Note: if you are using a local API endpoint provided by wrangler dev
you can use the API key found in the .dev.vars
file for admin access.
In the event that the KV cache becomes corrupted or out of sync with the R2 storage (for example after restoring from a backup), you can rebuild the cache with the rebuild-all
endpoint.
-
Create an API token in CloudFlare for accessing your bucket/s
- Make sure to copy the S3 Access Key ID and Secret Access Key on the confirmation screen as you will not be able to access them afterwards.
- The default 'object read only' permission will be fine if you only want to back up your files. If you want to be able to restore backups with rclone you would need to enable write permissions. If you get a 403 permissions error while using rclone, you likely need to adjust your permissions.
-
Copy your Cloudflare Account ID during the setup process
-
Configure rclone to access your R2 account.
- Enter a name such as
seastats-r2
when prompted
- Enter a name such as
To download all data from your R2 storage to a local directory, use the command below. The first download may take some time depending on your internet speed and the data volume, but subsequent backups to the same directory should be much faster as only new or changed files would be downloaded.

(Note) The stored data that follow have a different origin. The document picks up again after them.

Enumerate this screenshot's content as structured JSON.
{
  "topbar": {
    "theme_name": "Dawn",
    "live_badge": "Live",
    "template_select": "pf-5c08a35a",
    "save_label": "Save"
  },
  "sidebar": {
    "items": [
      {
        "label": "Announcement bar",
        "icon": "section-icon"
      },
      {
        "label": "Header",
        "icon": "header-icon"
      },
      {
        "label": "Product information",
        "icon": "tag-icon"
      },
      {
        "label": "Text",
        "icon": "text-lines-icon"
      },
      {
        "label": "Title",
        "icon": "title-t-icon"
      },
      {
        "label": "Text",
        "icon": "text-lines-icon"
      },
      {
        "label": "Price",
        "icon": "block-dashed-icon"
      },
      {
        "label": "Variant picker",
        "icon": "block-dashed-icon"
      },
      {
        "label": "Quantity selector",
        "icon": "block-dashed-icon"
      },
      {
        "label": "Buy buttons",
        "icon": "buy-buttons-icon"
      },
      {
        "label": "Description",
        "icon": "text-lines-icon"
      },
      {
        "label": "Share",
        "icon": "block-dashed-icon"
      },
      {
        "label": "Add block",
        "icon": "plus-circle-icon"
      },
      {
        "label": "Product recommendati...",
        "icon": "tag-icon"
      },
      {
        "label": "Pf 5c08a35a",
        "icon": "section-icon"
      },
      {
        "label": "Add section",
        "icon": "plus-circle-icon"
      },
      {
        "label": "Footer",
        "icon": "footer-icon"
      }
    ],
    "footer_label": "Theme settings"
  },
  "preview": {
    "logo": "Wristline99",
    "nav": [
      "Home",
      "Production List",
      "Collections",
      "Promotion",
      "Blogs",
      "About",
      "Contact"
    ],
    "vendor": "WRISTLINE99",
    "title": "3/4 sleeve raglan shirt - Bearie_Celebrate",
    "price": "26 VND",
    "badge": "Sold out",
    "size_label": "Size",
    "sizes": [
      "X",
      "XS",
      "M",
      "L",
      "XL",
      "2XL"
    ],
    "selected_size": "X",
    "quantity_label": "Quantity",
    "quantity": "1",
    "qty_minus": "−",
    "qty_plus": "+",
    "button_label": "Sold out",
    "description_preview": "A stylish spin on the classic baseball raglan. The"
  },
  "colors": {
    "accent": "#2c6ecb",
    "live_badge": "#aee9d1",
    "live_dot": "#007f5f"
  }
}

Note that the sync command will delete files in the destination directory that are not present in the source directory. It's recommended to use the --dry-run
flag first to preview what files would be affected. After you've checked the result, you can run the command again without that flag to actually sync the files.
rclone sync --dry-run seastats-r2:seastats-api-prod {YOUR_LOCAL_BACKUP_DIRECTORY}
Rclone can sync to a variety of destinations, including other cloud storage providers, so you can use it to back up your data to multiple locations.
- Make use of Cloudflare D1 and an ORM such as Drizzle
- Improve data access performance
- Simplify code
- Remove/reduce need for validation/casting/rebuilding JSON data
- Use a validation library such as JOI instead of custom code
- Provide resampled versions of images suitable for user's screen
- Make use of Cloudflare's cache API to set a TTL on requests that don't include an API key
- This should allow near-instantaneous subsequent JSON responses and faster image and audio loading
- Better password-protection solution for organisation data
- This currently is only a rudimentary implementation and potentially insecure.